How Employee Volunteerism is Good for Business

How Employee Volunteerism is Good for Business

Posted by martin.parnell | Employee Engagement Volunteerism

One of benefits of belonging to the Human Resources Institute of Alberta is the opportunity to attend their “Networking at Noon” sessions. These are sponsored by The Cooperators Group and focus on education, training and information. A recent session was on “Employee Engagement through Volunteerism”, a topic close to my heart.

There were many times during my 5 year, “Quests for Kids” initiative when I felt like giving up. Whether it was a leg injury when running the 250 marathons in one year, hyperthermia while summiting Kilimanjaro or mental fatigue in battling the coastal path in England, one thing kept me going, my commitment to raise funds for Right To Play and give thousands of children the gift of hope.

It’s been recognised that the act of helping others is very powerful. In a corporate environment this manifests itself in a number of areas including reputation and credibility, recruitment and staff retention, staff morale and work performance, training / development and local and international connections. An interesting fact from the UK is that 70% of the FTSE 100 companies already have a volunteering program but only 20% of medium sized businesses offer volunteering to their employees.

A report issued by Realized Worth stated that, “for companies where employees were more engaged than not, their profitability jumped by 16%, general productivity was 18% higher than other companies, customer loyalty was 12%, and quality increased by 60%”. The report also noted that “this is even more amazing when contrasted with the estimated $350 billion disengaged employees cost their employers every year just in the United States alone”.

During the session, Mavin Pawlivsky, Business Development Manager with The Cooperators explained the workings of their program. Each employee has two paid volunteer days per year and these can be used on a number of community initiatives. Groups helped include Canadian Blood Services, Meals on Wheels, Children’s Wish Foundation, ALS and Muscular Dystrophy. Marvin also talked about house builds in the Philippines, the international project employees undertook in 2015.

After the meeting I talked with Kate Barclay, Director, Human Resources for The Bodtker Group of Companies. Bodtker provides a comprehensive range of industrial containers and consumer packaging and they have 500 employees Canada wide.
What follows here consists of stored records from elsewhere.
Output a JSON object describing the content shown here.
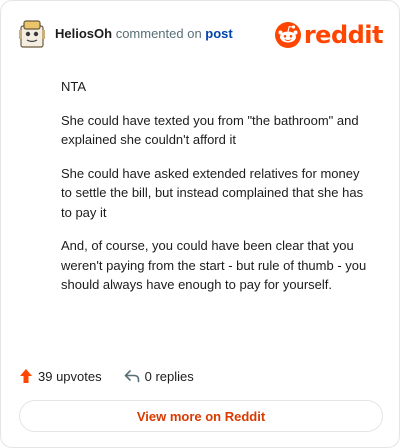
{
  "header": {
    "username": "HeliosOh",
    "action_text": " commented on ",
    "target_text": "post",
    "brand_wordmark": "reddit",
    "brand_color": "#ff4500"
  },
  "comment": {
    "paragraphs": [
      "NTA",
      "She could have texted you from \"the bathroom\" and explained she couldn't afford it",
      "She could have asked extended relatives for money to settle the bill, but instead complained that she has to pay it",
      "And, of course, you could have been clear that you weren't paying from the start - but rule of thumb - you should always have enough to pay for yourself."
    ]
  },
  "stats": {
    "upvotes_label": "39 upvotes",
    "replies_label": "0 replies",
    "upvote_icon": "upvote-arrow-icon",
    "reply_icon": "reply-arrow-icon",
    "upvote_color": "#ff4500"
  },
  "cta": {
    "label": "View more on Reddit",
    "color": "#d93a00"
  },
  "icons": {
    "avatar": "user-avatar-icon",
    "brand": "reddit-snoo-icon"
  }
}
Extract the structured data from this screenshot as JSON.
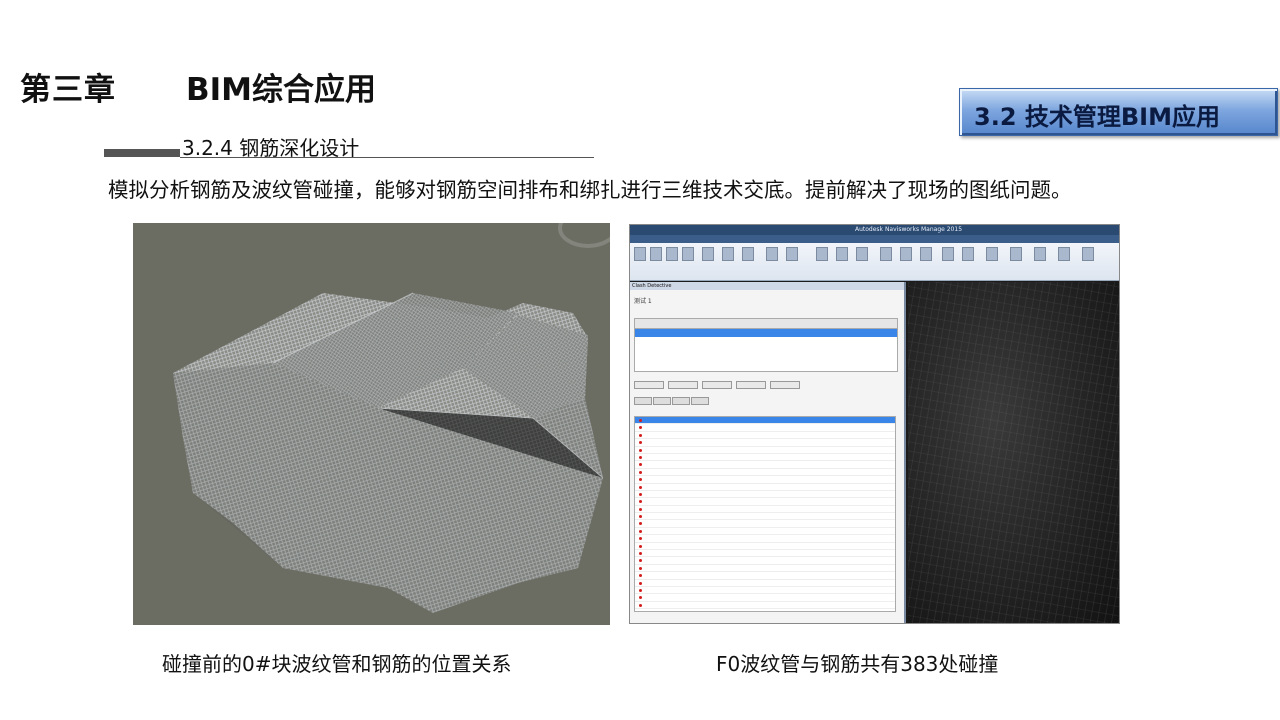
{
  "header": {
    "chapter": "第三章",
    "chapter_title": "BIM综合应用",
    "section_badge": "3.2 技术管理BIM应用"
  },
  "subsection": {
    "title": "3.2.4 钢筋深化设计"
  },
  "body": {
    "paragraph": "模拟分析钢筋及波纹管碰撞，能够对钢筋空间排布和绑扎进行三维技术交底。提前解决了现场的图纸问题。"
  },
  "figures": {
    "left_caption": "碰撞前的0#块波纹管和钢筋的位置关系",
    "right_caption": "F0波纹管与钢筋共有383处碰撞",
    "right_window_title": "Autodesk Navisworks Manage 2015",
    "right_panel_title": "Clash Detective",
    "right_test_name": "测试 1"
  },
  "colors": {
    "badge_fill": "#7fa7df",
    "selection_blue": "#3a86e8",
    "clash_dot": "#d21e1e",
    "left_image_bg": "#6b6d63"
  }
}
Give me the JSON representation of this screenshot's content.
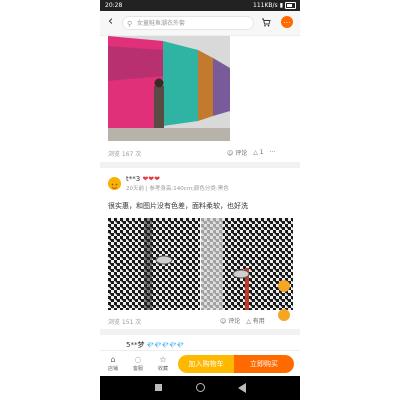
{
  "status": {
    "time": "20:28",
    "network": "111KB/s"
  },
  "search": {
    "placeholder": "女童鲑鱼潮衣外套"
  },
  "review1": {
    "views": "浏览 167 次",
    "comment_label": "评论",
    "like_count": "1"
  },
  "review2": {
    "user": "t**3",
    "hearts": "❤❤❤",
    "meta": "20天前 | 参考身高:140cm;颜色分类:黑色",
    "text": "很实惠，和图片没有色差，面料柔软，也好洗",
    "views": "浏览 151 次",
    "comment_label": "评论",
    "useful_label": "有用"
  },
  "review3": {
    "user": "5**梦",
    "diamonds": "💎💎💎💎💎"
  },
  "bottom": {
    "shop": "店铺",
    "service": "客服",
    "favorite": "收藏",
    "add_cart": "加入购物车",
    "buy_now": "立即购买"
  },
  "colors": {
    "accent": "#ff6a00",
    "cart": "#ffb800"
  }
}
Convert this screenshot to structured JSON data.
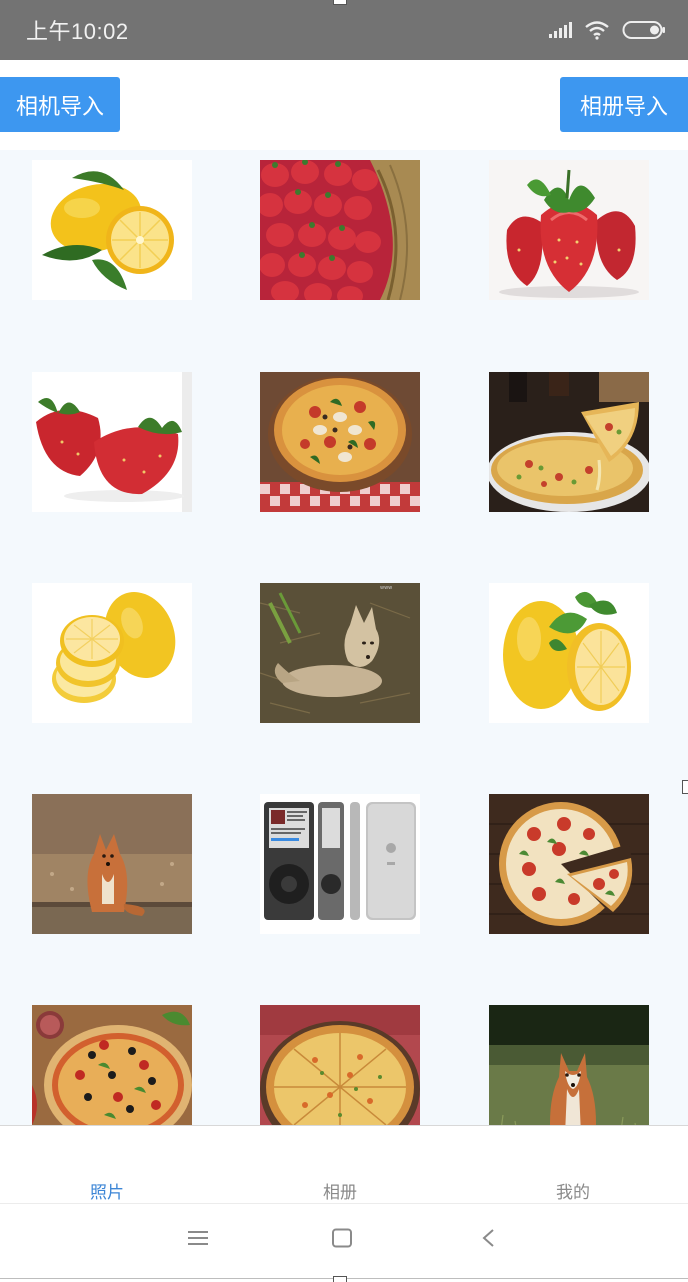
{
  "status_bar": {
    "time": "上午10:02"
  },
  "header": {
    "camera_button": "相机导入",
    "album_button": "相册导入"
  },
  "grid": {
    "photos": [
      {
        "subject": "lemon"
      },
      {
        "subject": "strawberry-basket"
      },
      {
        "subject": "strawberries"
      },
      {
        "subject": "strawberries-pair"
      },
      {
        "subject": "pizza-mushroom"
      },
      {
        "subject": "pizza-slice"
      },
      {
        "subject": "lemon-slices"
      },
      {
        "subject": "fox-resting"
      },
      {
        "subject": "lemon-leaf"
      },
      {
        "subject": "fox-sitting"
      },
      {
        "subject": "ipod"
      },
      {
        "subject": "pizza-tomato"
      },
      {
        "subject": "pizza-salami"
      },
      {
        "subject": "pizza-cheese"
      },
      {
        "subject": "fox-grass"
      }
    ]
  },
  "tabbar": {
    "tabs": [
      {
        "label": "照片"
      },
      {
        "label": "相册"
      },
      {
        "label": "我的"
      }
    ],
    "active_color": "#3d86d6"
  },
  "colors": {
    "accent": "#3d97f0",
    "status_bar": "#737373",
    "grid_bg": "#f4f9fd"
  },
  "navbar": {
    "icons": [
      "menu-icon",
      "home-icon",
      "back-icon"
    ]
  }
}
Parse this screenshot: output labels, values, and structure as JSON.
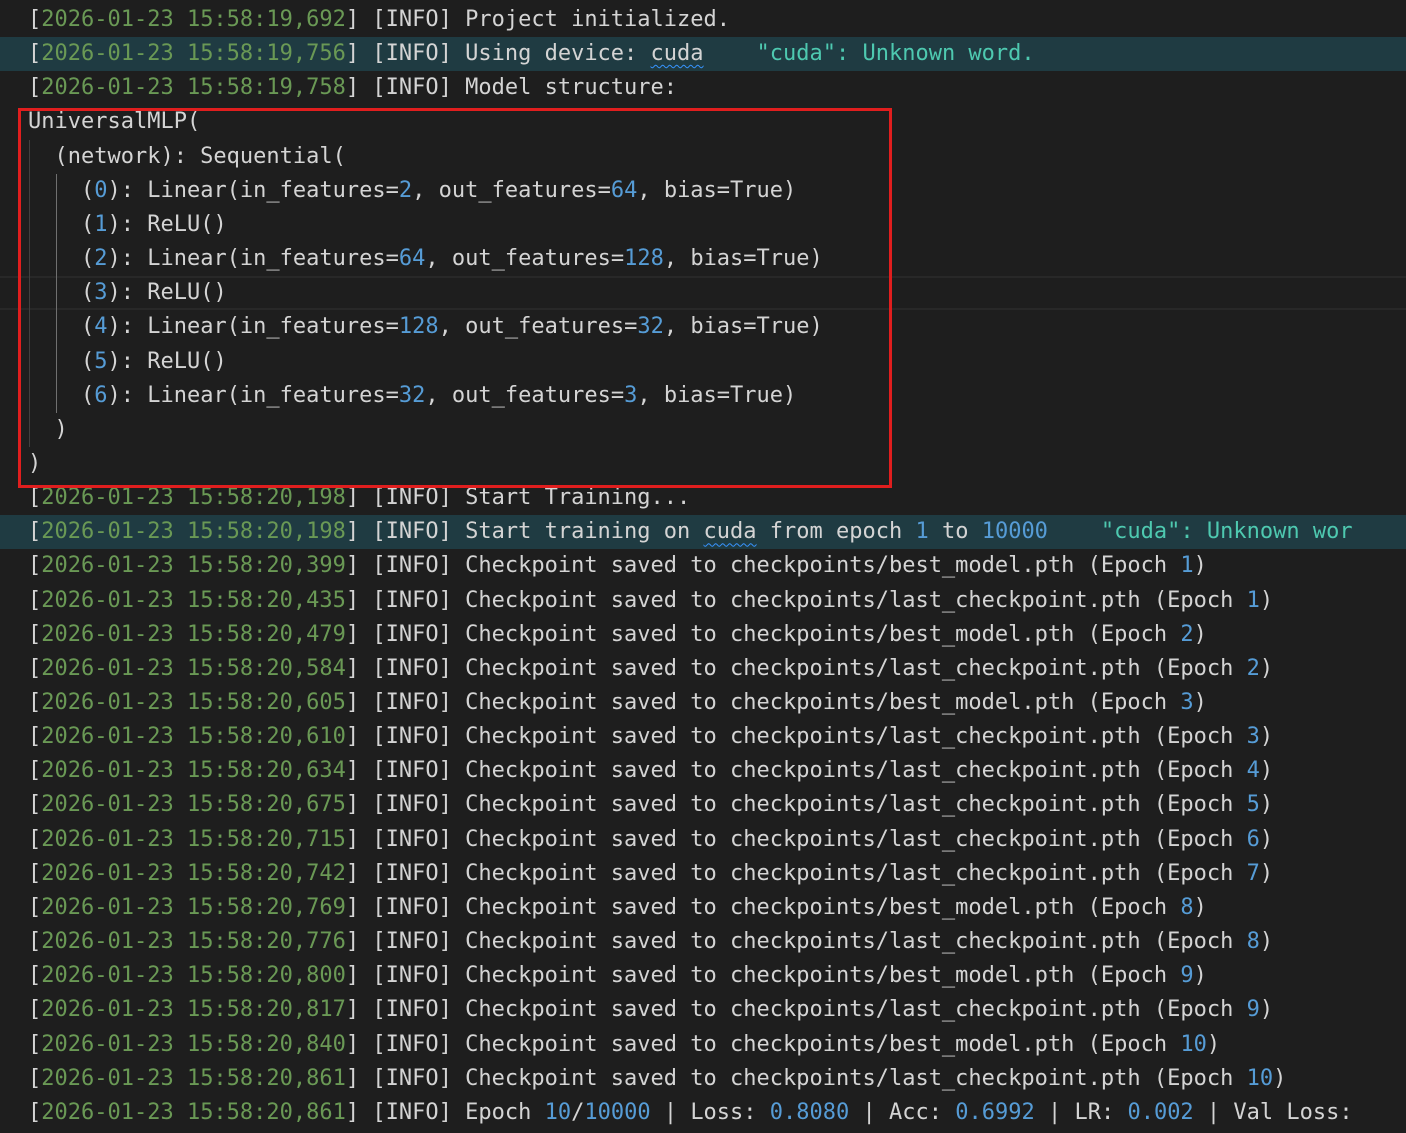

Kate explained that her company offers one day volunteerism a year to their employees but she was interested in the international volunteering aspect. I let her know that the Rotary Club of Cochrane are looking at participating in a house build project in El Salvador through Shelter Canada.

Volunteerism offers so many benefits for the employer and employee. Is 2016 the year your business lets it’s employees make a difference in the world?